The default behavior of tbl.sample:
1. at random with replacement,
2. the same number of times as rows of tbl

In [None]:
bootstrap_sample = ... # EXERCISE
print("Number of Rows:", bootstrap_sample.num_rows)

In [None]:
bootstrap_sample.hist('Total Compensation', bins=salary_bins)

**Step 2:** Compute statistic on bootstrap sample.

In [None]:
percentile(50, bootstrap_sample.column('Total Compensation'))

**Repeat** the sampling process many times:

In [None]:
def one_bootstrap_median():
    # draw the bootstrap sample
    bootstrap_sample = ...  # Exercise
    # return the median total compensation in the bootstrap sample
    return percentile(50, bootstrap_sample.column('Total Compensation'))

In [None]:
one_bootstrap_median()

In [None]:
# Generate the medians of 1000 bootstrap samples
num_repetitions = 1000
bstrap_medians = make_array()
for i in np.arange(num_repetitions):
    bstrap_medians = np.append(bstrap_medians, one_bootstrap_median())
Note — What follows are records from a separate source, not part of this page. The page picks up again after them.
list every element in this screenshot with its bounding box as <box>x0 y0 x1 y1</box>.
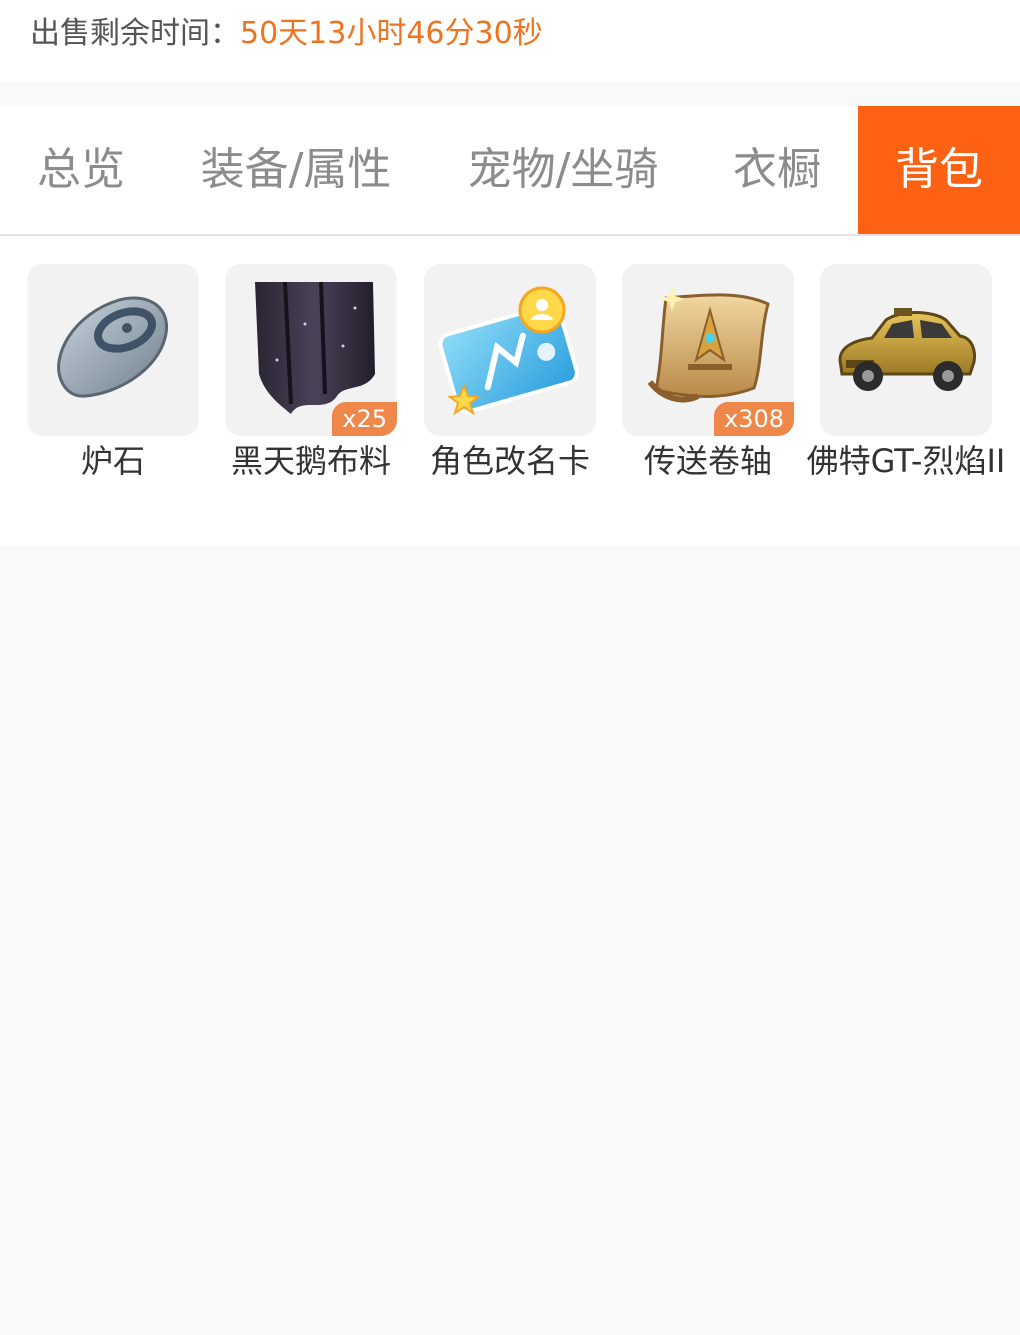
backpack-item[interactable]: x25 黑天鹅布料 <box>225 264 397 482</box>
item-thumbnail: x25 <box>225 264 397 436</box>
sale-time-bar: 出售剩余时间：50天13小时46分30秒 <box>0 0 1020 82</box>
vintage-car-icon <box>838 308 976 391</box>
sale-remaining-label: 出售剩余时间：50天13小时46分30秒 <box>30 14 543 54</box>
hearthstone-icon <box>57 296 168 398</box>
item-thumbnail <box>424 264 596 436</box>
item-thumbnail <box>27 264 199 436</box>
tab-wardrobe[interactable]: 衣橱 <box>696 106 858 234</box>
item-name: 黑天鹅布料 <box>230 442 391 480</box>
item-quantity-badge: x308 <box>713 402 794 436</box>
item-name: 佛特GT-烈焰II <box>806 442 1006 480</box>
tab-equipment-attributes[interactable]: 装备/属性 <box>162 106 430 234</box>
sale-remaining-time: 50天13小时46分30秒 <box>240 16 543 51</box>
item-thumbnail: x308 <box>622 264 794 436</box>
backpack-grid: 炉石 x25 黑天鹅布料 角色改名卡 x308 传送卷轴 佛特GT-烈焰II <box>0 236 1020 546</box>
item-name: 传送卷轴 <box>643 442 772 480</box>
item-thumbnail <box>820 264 992 436</box>
sale-label-text: 出售剩余时间： <box>30 16 240 51</box>
backpack-item[interactable]: 炉石 <box>27 264 199 482</box>
tab-overview[interactable]: 总览 <box>0 106 162 234</box>
tab-pets-mounts[interactable]: 宠物/坐骑 <box>430 106 696 234</box>
tab-bar: 总览 装备/属性 宠物/坐骑 衣橱 背包 <box>0 106 1020 236</box>
backpack-item[interactable]: 佛特GT-烈焰II <box>807 264 1005 482</box>
item-quantity-badge: x25 <box>332 402 397 436</box>
tab-backpack[interactable]: 背包 <box>858 106 1020 234</box>
backpack-item[interactable]: x308 传送卷轴 <box>622 264 794 482</box>
item-name: 角色改名卡 <box>429 442 590 480</box>
rename-card-icon <box>438 286 579 416</box>
backpack-item[interactable]: 角色改名卡 <box>424 264 596 482</box>
item-name: 炉石 <box>80 442 145 480</box>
Examine the empirical distribution of the samples.

In [None]:
resampled_medians = Table().with_column('Bootstrap Sample Median', bstrap_medians)
median_bins=np.arange(120000, 160000, 2000)
resampled_medians.hist(bins = median_bins)

# Plotting parameters; you can ignore this code
parameter_green = '#32CD32'
plots.ylim(-0.000005, 0.00014)
plots.scatter(pop_median, 0, color=parameter_green, s=40, zorder=2)
plots.title('Bootstrap Medians and the Parameter (Green Dot)');

### A General Bootstrap Function

The following function implements the general bootstrap procedure.


In [None]:
def bootstrapper(sample, statistic, num_repetitions):
    """
    Returns the statistic computed on a num_repetitions  
    bootstrap samples from sample.
    """
    bstrap_stats = make_array()
    for i in np.arange(num_repetitions):
        # Step 1: Sample the Sample
        bootstrap_sample = ... # EXERCISE
        # Step 2: compute statistics on the sample of the sample
        bootstrap_stat = ... # EXERCISE
        # Accumulate the statistics
        bstrap_stats = np.append(bstrap_stats, bootstrap_stat)

    return bstrap_stats    

In [None]:
og_sample = sf.sample(400)

def compute_median(sample):
    return percentile(50, sample.column("Total Compensation"))

bootstrap_medians = bootstrapper(og_sample, compute_median, 1000)

In [None]:
(Table().with_column("bootstraps", bootstrap_medians)
        .hist(bins=median_bins))

## Extra Viz code
parameter_green = '#32CD32'
plots.ylim(-0.000005, 0.00014)
plots.scatter(pop_median, 0, color=parameter_green, s=40, zorder=2)
plots.title('Bootstrap Medians and the Parameter (Green Dot)');

---
<center> Return to Slides </center>

---

## Percentile Method: Middle 95% of the Bootstrap Estimates 

Computing confidence intervals is as simple as computing percentiles on the bootstrap samples.  No magic equations!

In [None]:
left = ... # EXERCISE 2.5 percentile
right = ... # EXERCISE 97.5 percentile 

make_array(left, right)

In [None]:
resampled_medians.hist(bins = median_bins)

# Plotting parameters; you can ignore this code
plots.ylim(-0.000005, 0.00014)
plots.plot(make_array(left, right), make_array(0, 0), color='yellow', lw=3, zorder=1)
plots.scatter(pop_median, 0, color=parameter_green, s=40, zorder=2);